A landmark exhibition of Gwen John, one of Wales’s greatest modern artists, will go on show at National Museum Cardiff from 7 February 2026, before touring internationally. Tickets are now available to book for Gwen John: strange beauties which is the most comprehensive retrospective of the artist’s work in 40 years.
Amgueddfa Cymru purchased its first work by Gwen John, Girl in a blue dress, for £20 in 1935, just four years before the artist’s death. It now holds the largest public collection of her artworks in the world.
The exhibition brings together oil paintings from public and private collections across the UK and USA with rarely seen works on paper from the artist’s studio collection. Ranging from delicate landscape sketches to impromptu figure studies and vibrantly coloured still lifes, these lesser-known drawings and watercolours reveal the full scope of John’s artistic ambition.
More than 200 paintings, drawings, watercolours, sketchbooks, letters, and archival material will be displayed, with loans from institutions such as The Metropolitan Museum of Art, New York, The Museum of Modern Art, New York, and Tate.

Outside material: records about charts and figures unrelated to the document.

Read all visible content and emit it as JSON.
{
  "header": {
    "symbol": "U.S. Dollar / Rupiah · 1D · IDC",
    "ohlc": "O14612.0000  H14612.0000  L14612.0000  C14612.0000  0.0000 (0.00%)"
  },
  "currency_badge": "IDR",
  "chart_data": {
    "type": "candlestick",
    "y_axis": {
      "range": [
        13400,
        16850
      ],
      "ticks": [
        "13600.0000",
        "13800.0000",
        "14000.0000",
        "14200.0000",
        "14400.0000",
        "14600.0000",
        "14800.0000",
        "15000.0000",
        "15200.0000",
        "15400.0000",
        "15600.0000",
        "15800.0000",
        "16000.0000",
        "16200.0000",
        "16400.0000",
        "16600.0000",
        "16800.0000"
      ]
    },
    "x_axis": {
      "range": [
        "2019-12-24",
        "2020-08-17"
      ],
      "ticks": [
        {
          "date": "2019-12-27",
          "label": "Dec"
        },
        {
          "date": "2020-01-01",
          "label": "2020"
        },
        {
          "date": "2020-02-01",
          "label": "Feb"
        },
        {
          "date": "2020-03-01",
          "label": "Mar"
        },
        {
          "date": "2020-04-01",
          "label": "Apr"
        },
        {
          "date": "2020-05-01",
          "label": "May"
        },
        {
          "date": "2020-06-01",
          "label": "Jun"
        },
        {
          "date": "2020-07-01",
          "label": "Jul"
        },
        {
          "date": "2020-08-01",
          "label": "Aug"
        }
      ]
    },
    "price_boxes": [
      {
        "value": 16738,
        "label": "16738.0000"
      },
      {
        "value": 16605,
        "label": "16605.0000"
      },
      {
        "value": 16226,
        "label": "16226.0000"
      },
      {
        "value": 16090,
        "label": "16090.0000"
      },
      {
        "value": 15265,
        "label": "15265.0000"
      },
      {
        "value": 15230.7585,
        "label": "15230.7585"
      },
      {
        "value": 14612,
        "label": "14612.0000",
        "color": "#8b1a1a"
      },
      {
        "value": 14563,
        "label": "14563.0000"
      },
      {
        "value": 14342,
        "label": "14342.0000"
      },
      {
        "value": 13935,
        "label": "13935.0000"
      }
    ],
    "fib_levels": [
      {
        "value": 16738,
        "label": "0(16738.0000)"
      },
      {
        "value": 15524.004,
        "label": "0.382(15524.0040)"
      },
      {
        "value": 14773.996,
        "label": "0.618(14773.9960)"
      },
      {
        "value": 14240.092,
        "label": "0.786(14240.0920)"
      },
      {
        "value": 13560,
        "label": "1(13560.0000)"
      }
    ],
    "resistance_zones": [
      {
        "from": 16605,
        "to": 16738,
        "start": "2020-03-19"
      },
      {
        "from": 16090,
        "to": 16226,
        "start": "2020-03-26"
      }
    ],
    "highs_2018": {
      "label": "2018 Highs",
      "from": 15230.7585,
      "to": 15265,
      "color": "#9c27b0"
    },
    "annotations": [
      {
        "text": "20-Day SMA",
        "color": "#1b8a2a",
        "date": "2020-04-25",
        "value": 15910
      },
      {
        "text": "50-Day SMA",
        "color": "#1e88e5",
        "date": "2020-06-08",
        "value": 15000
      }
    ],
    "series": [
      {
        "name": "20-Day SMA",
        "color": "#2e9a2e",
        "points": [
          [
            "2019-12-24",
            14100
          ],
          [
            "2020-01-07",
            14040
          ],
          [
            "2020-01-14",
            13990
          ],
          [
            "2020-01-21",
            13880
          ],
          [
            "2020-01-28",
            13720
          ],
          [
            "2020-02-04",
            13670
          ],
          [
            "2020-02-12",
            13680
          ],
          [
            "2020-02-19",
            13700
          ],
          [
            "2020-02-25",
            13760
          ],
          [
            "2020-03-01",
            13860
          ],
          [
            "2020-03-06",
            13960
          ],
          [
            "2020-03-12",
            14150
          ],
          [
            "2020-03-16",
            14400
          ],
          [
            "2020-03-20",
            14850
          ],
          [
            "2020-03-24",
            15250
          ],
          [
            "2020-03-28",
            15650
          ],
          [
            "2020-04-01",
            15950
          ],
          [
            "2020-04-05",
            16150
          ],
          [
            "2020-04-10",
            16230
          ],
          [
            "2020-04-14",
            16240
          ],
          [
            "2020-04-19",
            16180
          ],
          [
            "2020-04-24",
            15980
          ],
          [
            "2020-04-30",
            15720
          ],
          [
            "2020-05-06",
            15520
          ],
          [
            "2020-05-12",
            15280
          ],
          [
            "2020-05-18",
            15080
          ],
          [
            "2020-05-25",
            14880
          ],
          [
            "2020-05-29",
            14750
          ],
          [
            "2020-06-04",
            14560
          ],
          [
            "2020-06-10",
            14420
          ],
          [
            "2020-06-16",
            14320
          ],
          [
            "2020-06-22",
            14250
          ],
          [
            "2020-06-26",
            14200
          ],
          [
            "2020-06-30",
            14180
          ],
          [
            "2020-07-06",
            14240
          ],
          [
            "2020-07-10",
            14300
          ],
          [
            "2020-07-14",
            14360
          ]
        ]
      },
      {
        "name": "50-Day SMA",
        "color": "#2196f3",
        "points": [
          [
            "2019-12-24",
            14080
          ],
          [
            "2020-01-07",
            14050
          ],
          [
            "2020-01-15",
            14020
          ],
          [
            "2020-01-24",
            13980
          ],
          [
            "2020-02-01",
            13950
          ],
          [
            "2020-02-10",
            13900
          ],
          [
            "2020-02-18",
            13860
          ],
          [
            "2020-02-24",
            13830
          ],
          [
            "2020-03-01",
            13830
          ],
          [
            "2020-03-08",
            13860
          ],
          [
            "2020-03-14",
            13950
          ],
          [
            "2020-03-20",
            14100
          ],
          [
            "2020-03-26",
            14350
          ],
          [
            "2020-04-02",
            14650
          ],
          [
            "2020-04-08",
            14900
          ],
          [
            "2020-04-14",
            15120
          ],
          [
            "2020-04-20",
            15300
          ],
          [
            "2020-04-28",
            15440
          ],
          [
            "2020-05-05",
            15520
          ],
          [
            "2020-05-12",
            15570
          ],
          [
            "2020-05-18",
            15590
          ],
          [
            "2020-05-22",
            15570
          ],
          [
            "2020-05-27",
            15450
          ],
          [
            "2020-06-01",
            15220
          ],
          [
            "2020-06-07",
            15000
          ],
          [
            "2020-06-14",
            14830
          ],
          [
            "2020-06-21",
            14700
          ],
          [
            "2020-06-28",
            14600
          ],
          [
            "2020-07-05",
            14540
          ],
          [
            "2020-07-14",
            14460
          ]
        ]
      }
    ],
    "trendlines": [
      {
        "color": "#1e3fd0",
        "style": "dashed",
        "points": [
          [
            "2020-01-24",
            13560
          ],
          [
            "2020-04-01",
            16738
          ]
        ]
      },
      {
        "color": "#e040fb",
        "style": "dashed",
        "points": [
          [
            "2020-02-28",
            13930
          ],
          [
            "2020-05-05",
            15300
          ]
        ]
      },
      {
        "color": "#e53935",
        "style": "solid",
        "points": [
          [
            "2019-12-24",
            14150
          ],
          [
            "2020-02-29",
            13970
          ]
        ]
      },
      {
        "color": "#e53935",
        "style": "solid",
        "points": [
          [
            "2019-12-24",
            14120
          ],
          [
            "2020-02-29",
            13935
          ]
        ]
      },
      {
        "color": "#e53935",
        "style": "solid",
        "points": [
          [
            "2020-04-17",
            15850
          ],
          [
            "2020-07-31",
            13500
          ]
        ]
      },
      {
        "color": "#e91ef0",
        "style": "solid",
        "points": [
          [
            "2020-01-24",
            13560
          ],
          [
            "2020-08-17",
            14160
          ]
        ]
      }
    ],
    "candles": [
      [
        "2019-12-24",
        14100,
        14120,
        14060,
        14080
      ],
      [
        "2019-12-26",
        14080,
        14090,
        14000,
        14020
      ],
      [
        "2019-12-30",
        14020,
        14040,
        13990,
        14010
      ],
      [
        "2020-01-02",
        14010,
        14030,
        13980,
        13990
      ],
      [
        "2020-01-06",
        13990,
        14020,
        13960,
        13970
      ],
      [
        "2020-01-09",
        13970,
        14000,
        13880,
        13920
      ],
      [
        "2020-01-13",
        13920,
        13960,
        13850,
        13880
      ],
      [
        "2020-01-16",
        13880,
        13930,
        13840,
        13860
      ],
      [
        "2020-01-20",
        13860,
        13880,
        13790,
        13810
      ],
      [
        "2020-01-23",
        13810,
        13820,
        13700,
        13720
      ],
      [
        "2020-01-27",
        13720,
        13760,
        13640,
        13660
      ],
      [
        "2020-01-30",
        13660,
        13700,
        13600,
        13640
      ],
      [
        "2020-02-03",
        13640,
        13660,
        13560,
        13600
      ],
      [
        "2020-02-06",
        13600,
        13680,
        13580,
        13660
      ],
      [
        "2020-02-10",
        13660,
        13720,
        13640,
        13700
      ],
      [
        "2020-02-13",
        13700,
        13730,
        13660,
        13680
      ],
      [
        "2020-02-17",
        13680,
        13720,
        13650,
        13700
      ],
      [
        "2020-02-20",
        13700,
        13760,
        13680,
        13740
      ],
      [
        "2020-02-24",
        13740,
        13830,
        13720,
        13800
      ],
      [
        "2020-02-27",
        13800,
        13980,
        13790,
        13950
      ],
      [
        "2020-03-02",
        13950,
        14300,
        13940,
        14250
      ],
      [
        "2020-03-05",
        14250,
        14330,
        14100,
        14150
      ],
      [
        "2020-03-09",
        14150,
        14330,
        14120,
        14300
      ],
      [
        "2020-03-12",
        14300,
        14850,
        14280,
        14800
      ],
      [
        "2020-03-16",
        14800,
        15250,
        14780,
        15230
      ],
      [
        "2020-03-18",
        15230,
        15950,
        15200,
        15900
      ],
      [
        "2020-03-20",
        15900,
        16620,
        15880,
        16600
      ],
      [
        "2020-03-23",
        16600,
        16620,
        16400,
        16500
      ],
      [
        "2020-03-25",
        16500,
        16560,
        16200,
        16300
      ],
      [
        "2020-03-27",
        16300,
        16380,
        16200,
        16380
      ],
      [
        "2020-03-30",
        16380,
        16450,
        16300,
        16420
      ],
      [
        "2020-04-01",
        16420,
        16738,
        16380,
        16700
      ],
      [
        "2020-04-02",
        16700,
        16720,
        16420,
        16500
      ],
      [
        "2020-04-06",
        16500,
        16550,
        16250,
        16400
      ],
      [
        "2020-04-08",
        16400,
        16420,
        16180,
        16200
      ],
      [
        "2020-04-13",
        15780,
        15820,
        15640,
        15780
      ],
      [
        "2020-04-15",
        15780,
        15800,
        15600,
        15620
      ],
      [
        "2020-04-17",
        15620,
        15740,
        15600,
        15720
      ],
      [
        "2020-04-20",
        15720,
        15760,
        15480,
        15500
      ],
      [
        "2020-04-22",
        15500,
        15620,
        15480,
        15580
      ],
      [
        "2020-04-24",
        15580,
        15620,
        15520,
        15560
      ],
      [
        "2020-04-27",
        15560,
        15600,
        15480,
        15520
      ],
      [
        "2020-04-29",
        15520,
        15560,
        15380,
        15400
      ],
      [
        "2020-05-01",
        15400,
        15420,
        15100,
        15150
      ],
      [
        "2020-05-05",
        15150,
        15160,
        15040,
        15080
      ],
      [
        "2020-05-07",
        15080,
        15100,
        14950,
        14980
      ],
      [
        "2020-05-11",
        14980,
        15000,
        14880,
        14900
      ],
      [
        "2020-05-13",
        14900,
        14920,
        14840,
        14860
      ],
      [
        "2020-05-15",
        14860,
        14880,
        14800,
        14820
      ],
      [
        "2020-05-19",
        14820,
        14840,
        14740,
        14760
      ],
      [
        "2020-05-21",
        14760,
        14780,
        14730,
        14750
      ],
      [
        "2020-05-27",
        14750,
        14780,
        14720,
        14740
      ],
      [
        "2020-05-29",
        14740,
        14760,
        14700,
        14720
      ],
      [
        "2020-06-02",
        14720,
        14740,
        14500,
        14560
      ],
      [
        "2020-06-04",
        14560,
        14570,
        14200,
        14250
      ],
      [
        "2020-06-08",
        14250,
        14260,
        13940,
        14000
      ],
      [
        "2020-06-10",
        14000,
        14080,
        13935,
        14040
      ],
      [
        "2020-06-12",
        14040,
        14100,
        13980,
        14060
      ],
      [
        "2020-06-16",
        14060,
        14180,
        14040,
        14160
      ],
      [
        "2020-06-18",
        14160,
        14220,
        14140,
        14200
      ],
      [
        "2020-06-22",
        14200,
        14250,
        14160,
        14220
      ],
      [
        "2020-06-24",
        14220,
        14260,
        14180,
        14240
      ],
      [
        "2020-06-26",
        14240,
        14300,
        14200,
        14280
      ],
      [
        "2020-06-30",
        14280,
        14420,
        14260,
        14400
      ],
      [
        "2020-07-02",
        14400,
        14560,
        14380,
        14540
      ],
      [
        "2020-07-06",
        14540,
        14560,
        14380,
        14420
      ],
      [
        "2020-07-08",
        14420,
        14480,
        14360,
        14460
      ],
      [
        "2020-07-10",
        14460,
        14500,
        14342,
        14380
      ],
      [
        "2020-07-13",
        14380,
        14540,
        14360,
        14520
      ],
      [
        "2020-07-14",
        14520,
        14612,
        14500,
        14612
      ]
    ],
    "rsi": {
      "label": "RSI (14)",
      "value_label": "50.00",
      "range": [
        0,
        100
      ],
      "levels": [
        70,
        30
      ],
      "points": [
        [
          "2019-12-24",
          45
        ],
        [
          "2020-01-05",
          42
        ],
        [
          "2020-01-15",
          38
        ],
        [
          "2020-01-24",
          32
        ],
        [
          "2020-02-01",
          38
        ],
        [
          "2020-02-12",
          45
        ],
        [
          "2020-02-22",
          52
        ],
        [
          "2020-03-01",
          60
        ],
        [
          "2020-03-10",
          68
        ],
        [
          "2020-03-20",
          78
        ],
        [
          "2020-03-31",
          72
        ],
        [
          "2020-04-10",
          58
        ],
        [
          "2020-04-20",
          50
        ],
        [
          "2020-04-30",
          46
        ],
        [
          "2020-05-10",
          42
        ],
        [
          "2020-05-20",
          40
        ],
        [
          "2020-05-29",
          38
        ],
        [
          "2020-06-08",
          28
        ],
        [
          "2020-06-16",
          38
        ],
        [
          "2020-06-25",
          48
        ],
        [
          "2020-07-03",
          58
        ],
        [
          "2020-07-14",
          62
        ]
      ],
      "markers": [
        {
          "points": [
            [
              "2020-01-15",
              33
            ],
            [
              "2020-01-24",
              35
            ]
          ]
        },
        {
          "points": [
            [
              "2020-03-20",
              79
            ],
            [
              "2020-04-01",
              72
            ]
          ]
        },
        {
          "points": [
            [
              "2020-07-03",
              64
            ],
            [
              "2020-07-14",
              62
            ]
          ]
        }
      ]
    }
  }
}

With principal funding secured from Colwinston Charitable Trust, Gwen John: strange beauties will provide a fresh perspective on her artistic legacy and new insights into the life of the celebrated artist whose work was never fully recognised during her lifetime.
Born in Haverfordwest, Pembrokeshire, in 1876, Gwen John trained at the Slade School of Art in London and was one of the first British women to receive a formal art education. She later moved to Paris, where she became part of its vibrant artistic community, forging an independent path in a male-dominated art world. Her subtle portraits and interiors, muted tonal palette and contemplative style set her apart from her contemporaries as a quieter yet radical voice of modernism.
In her private notes, Gwen John called herself “a seer of strange beauties.” She studied the world closely, often painting and drawing the same subjects many times, each time in a new way. The exhibition reveals the depth and range of John’s practice, from her early works in Wales to her later paintings inspired by British and French modernism, religious devotion and her surroundings in Meudon, near Paris.
One hundred and fifty years after her birth, the creative influence of Gwen John continues to resonate today. Designer Jonathan Anderson is a collector, citing her palette and emotional depth as key influences on his collections. Designer Phoebe Philo’s understated aesthetic is often compared to her restrained sensibility, while painter Celia Paul has openly reflected on John’s impact in her book Letters to Gwen John. The Manic Street Preachers have drawn on her life and legacy in their music (The secret he had missed), and photographer Laura Pannack cites early 20th-century female painters including John, as key influences on her palette and quiet, painterly approach to portraiture.